Daenerys regarda le khal. Il avait des traits durs et cruels, des yeux d’onyx, sombres et glacés. Quelque violent que pût se montrer son frère lorsque, par malheur, elle réveillait le dragon, il la terrifiait infiniment moins que cet homme-là. « Je ne veux pas être sa reine, s’entendit-elle répliquer d’une voix ténue, si ténue… Par pitié, Viserys, par pitié, je ne veux pas, je veux rentrer à la maison.

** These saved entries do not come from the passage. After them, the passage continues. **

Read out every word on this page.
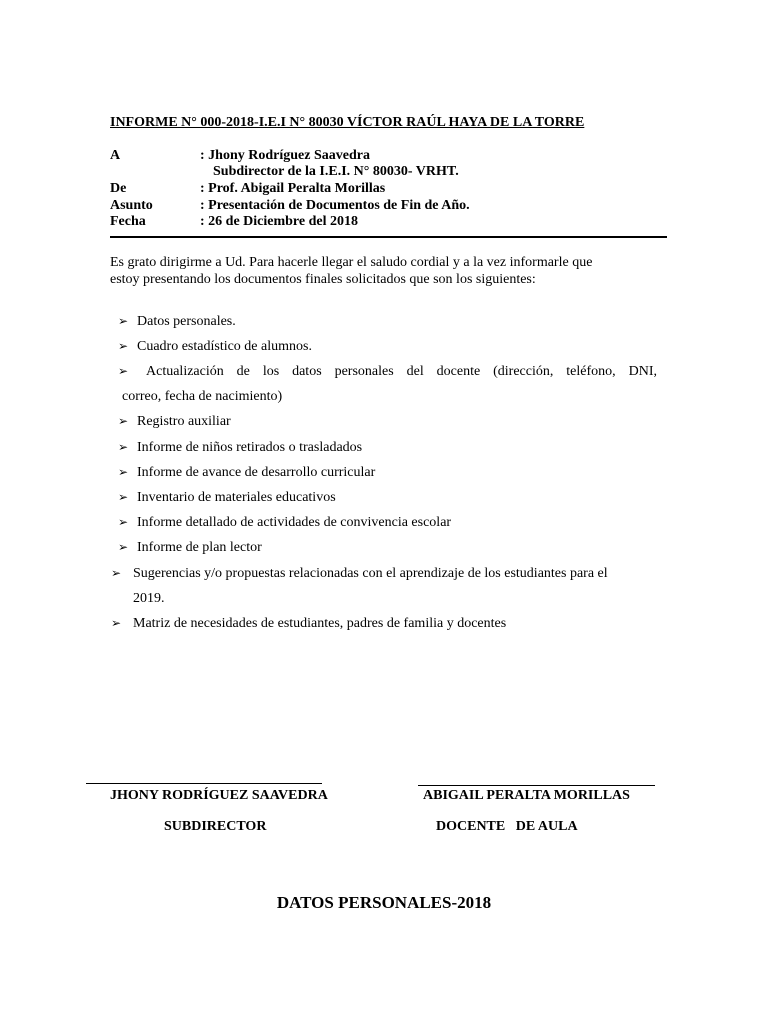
INFORME N° 000-2018-I.E.I N° 80030 VÍCTOR RAÚL HAYA DE LA TORRE
A	: Jhony Rodríguez Saavedra
Subdirector de la I.E.I. N° 80030- VRHT.
De	: Prof. Abigail Peralta Morillas
Asunto	: Presentación de Documentos de Fin de Año.
Fecha	: 26 de Diciembre del 2018
Es grato dirigirme a Ud. Para hacerle llegar el saludo cordial y a la vez informarle que
estoy presentando los documentos finales solicitados que son los siguientes:
➢ Datos personales.
➢ Cuadro estadístico de alumnos.
➢ Actualización de los datos personales del docente (dirección, teléfono, DNI,
correo, fecha de nacimiento)
➢ Registro auxiliar
➢ Informe de niños retirados o trasladados
➢ Informe de avance de desarrollo curricular
➢ Inventario de materiales educativos
➢ Informe detallado de actividades de convivencia escolar
➢ Informe de plan lector
➢ Sugerencias y/o propuestas relacionadas con el aprendizaje de los estudiantes para el
2019.
➢ Matriz de necesidades de estudiantes, padres de familia y docentes
JHONY RODRÍGUEZ SAAVEDRA	ABIGAIL PERALTA MORILLAS
SUBDIRECTOR	DOCENTE   DE AULA
DATOS PERSONALES-2018
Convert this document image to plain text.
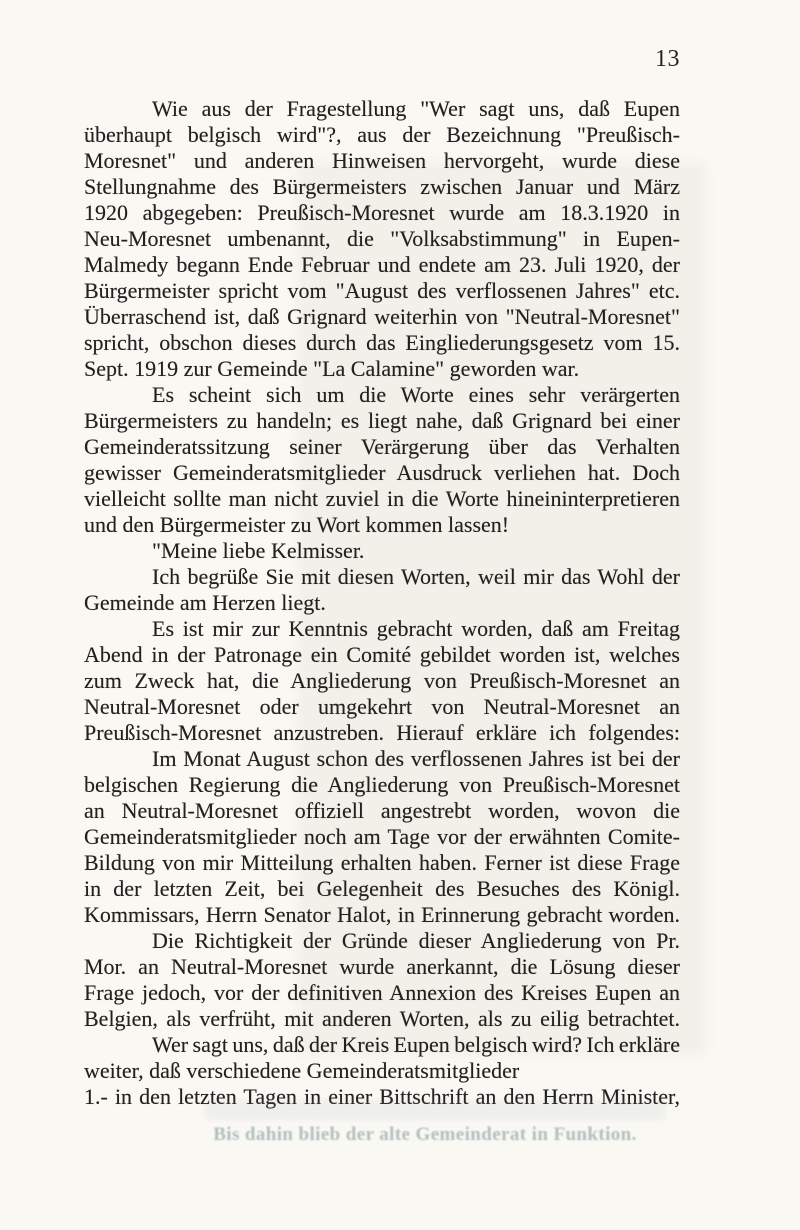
13
Wie aus der Fragestellung "Wer sagt uns, daß Eupen
überhaupt belgisch wird"?, aus der Bezeichnung "Preußisch-
Moresnet" und anderen Hinweisen hervorgeht, wurde diese
Stellungnahme des Bürgermeisters zwischen Januar und März
1920 abgegeben: Preußisch-Moresnet wurde am 18.3.1920 in
Neu-Moresnet umbenannt, die "Volksabstimmung" in Eupen-
Malmedy begann Ende Februar und endete am 23. Juli 1920, der
Bürgermeister spricht vom "August des verflossenen Jahres" etc.
Überraschend ist, daß Grignard weiterhin von "Neutral-Moresnet"
spricht, obschon dieses durch das Eingliederungsgesetz vom 15.
Sept. 1919 zur Gemeinde "La Calamine" geworden war.
Es scheint sich um die Worte eines sehr verärgerten
Bürgermeisters zu handeln; es liegt nahe, daß Grignard bei einer
Gemeinderatssitzung seiner Verärgerung über das Verhalten
gewisser Gemeinderatsmitglieder Ausdruck verliehen hat. Doch
vielleicht sollte man nicht zuviel in die Worte hineininterpretieren
und den Bürgermeister zu Wort kommen lassen!
"Meine liebe Kelmisser.
Ich begrüße Sie mit diesen Worten, weil mir das Wohl der
Gemeinde am Herzen liegt.
Es ist mir zur Kenntnis gebracht worden, daß am Freitag
Abend in der Patronage ein Comité gebildet worden ist, welches
zum Zweck hat, die Angliederung von Preußisch-Moresnet an
Neutral-Moresnet oder umgekehrt von Neutral-Moresnet an
Preußisch-Moresnet anzustreben. Hierauf erkläre ich folgendes:
Im Monat August schon des verflossenen Jahres ist bei der
belgischen Regierung die Angliederung von Preußisch-Moresnet
an Neutral-Moresnet offiziell angestrebt worden, wovon die
Gemeinderatsmitglieder noch am Tage vor der erwähnten Comite-
Bildung von mir Mitteilung erhalten haben. Ferner ist diese Frage
in der letzten Zeit, bei Gelegenheit des Besuches des Königl.
Kommissars, Herrn Senator Halot, in Erinnerung gebracht worden.
Die Richtigkeit der Gründe dieser Angliederung von Pr.
Mor. an Neutral-Moresnet wurde anerkannt, die Lösung dieser
Frage jedoch, vor der definitiven Annexion des Kreises Eupen an
Belgien, als verfrüht, mit anderen Worten, als zu eilig betrachtet.
Wer sagt uns, daß der Kreis Eupen belgisch wird? Ich erkläre
weiter, daß verschiedene Gemeinderatsmitglieder
1.- in den letzten Tagen in einer Bittschrift an den Herrn Minister,
Bis dahin blieb der alte Gemeinderat in Funktion.
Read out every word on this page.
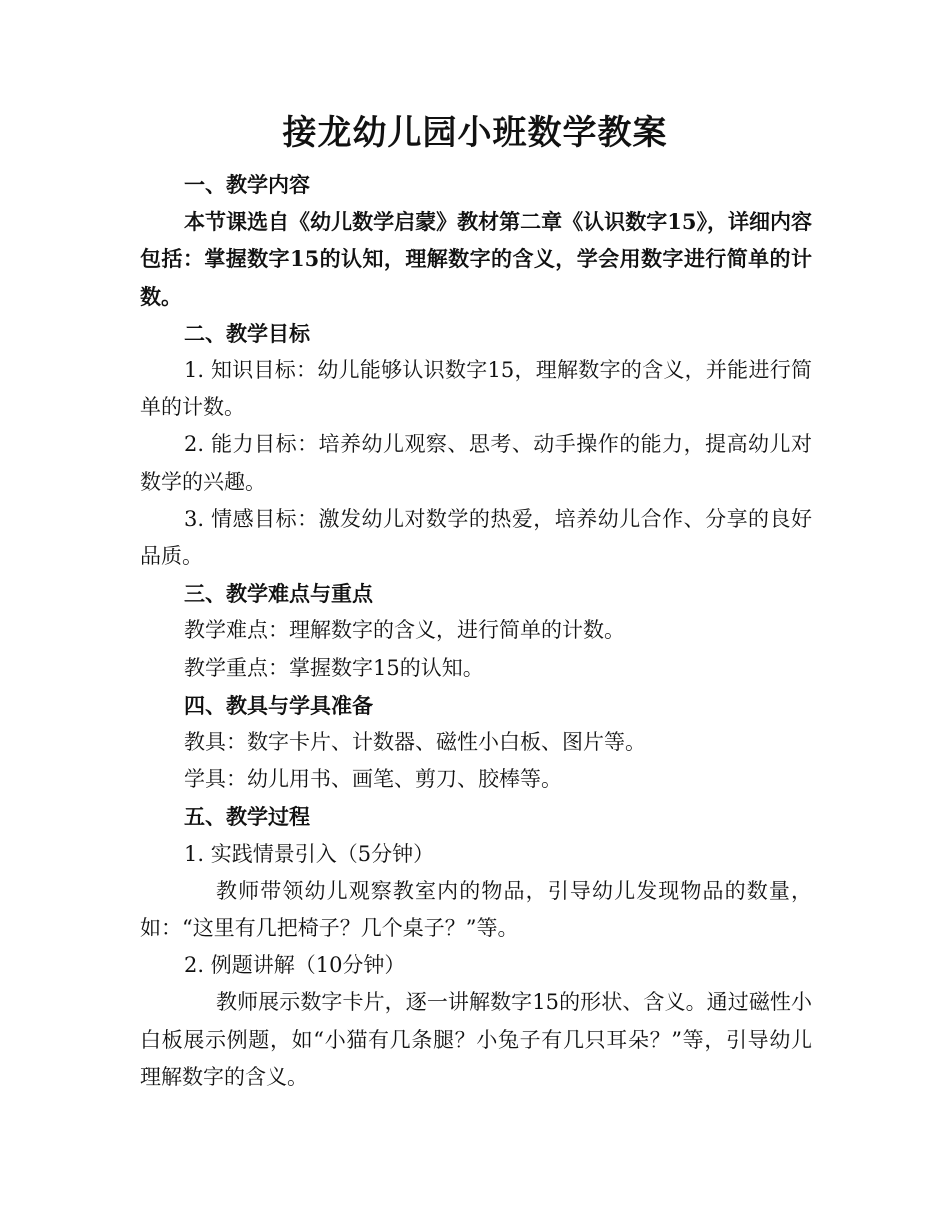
接龙幼儿园小班数学教案

一、教学内容

本节课选自《幼儿数学启蒙》教材第二章《认识数字15》，详细内容包括：掌握数字15的认知，理解数字的含义，学会用数字进行简单的计数。

二、教学目标

1. 知识目标：幼儿能够认识数字15，理解数字的含义，并能进行简单的计数。

2. 能力目标：培养幼儿观察、思考、动手操作的能力，提高幼儿对数学的兴趣。

3. 情感目标：激发幼儿对数学的热爱，培养幼儿合作、分享的良好品质。

三、教学难点与重点

教学难点：理解数字的含义，进行简单的计数。

教学重点：掌握数字15的认知。

四、教具与学具准备

教具：数字卡片、计数器、磁性小白板、图片等。

学具：幼儿用书、画笔、剪刀、胶棒等。

五、教学过程

1. 实践情景引入（5分钟）

教师带领幼儿观察教室内的物品，引导幼儿发现物品的数量，如：“这里有几把椅子？几个桌子？”等。

2. 例题讲解（10分钟）

教师展示数字卡片，逐一讲解数字15的形状、含义。通过磁性小白板展示例题，如“小猫有几条腿？小兔子有几只耳朵？”等，引导幼儿理解数字的含义。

— A la maison ? » Il continuait à parler tout bas, mais d’un ton vibrant de rage. « Comment rentrerions-nous à la maison, sœurette ? Ils nous l’ont prise, la maison ! » Il l’entraîna dans l’ombre, à l’abri des regards, et ses doigts lui broyaient le bras. « Comment rentrerions-nous à la maison ? » répéta-t-il avec une violence qui donnait au dernier mot la densité de toutes leurs pertes : Port-Réal et Peyredragon et le royaume entier…, quand Daenerys ne l’avait employé que pour désigner leurs chambres chez maître Illyrio. Pas une vraie maison, certes, mais qu’avaient-ils d’autre ? Or, voilà précisément ce qu’il ne voulait entendre à aucun prix. A ses yeux, il n’y avaitpas là de maison. Même la grosse maison à la porte rouge n’avait jamais été la maison, pour lui.
En lui meurtrissant de plus en plus sauvagement le bras, les doigts exigeaient cependant une réponse… « Je ne sais pas ! hoqueta-t-elle enfin, les yeux pleins de larmes.
— Moi, si, dit-il sèchement. Nous rentrerons à la maison, sœurette, avec une armée. Avec l’armée de Khal Drogo. Voilà comment nous rentrerons à la maison. Et, à cet effet, tu dois l’épouser, tu dois coucher avec lui. Tu le feras. » Il lui décocha un sourire. « Au besoin, j’aurais laissé tout son khalasar te baiser, sœurette. Chacun des quarante mille hommes, et leurs chevaux en prime, si cela devait me fournir mon armée. Remercie-moi : c’est seulement Drogo. A la longue, tu en viendras peut-être à l’apprécier. A présent, sèche-moi ces larmes. Le gros nous l’amène, et il ne te verra pas pleurer. »
En se retournant, Daenerys dut se rendre à l’évidence. Tout sourires et tout courbettes, maître Illyrio conduisait en effet le khal vers eux. D’un revers de main, elle acheva de ravaler ses larmes.
« Souris, chuchota fébrilement son frère en laissant retomber sa main sur la garde de son épée. Redresse ta taille. Montre-lui que tu as des seins. Le peu que tu en as, bons dieux ! »
Daenerys, bien droite, se mit à sourire.
EDDARD
Tel un fleuve d’or, d’argent, d’acier poli, les visiteurs inondaient la poterne. Incarnant la force et la fine fleur du royaume, ils étaient là trois cents, tant bannerets que chevaliers, lames-liges ou francs-coureurs. Au-dessus des têtes, le vent du nord fouettait les douze étendards d’or au cerf couronné des Baratheon.
Ned reconnaissait nombre d’entre eux. A son insolente blondeur d’or martelé se repéraient ici ser Jaime Lannister, là Sandor Clegane à son effroyable figure brûlée. Le joli garçon qui chevauchait à leurs côtés ne pouvait être que le prince héritier. Quant à ce nabot rabougri derrière, il s’agissait, bien entendu, de Tyrion Lannister le Lutin.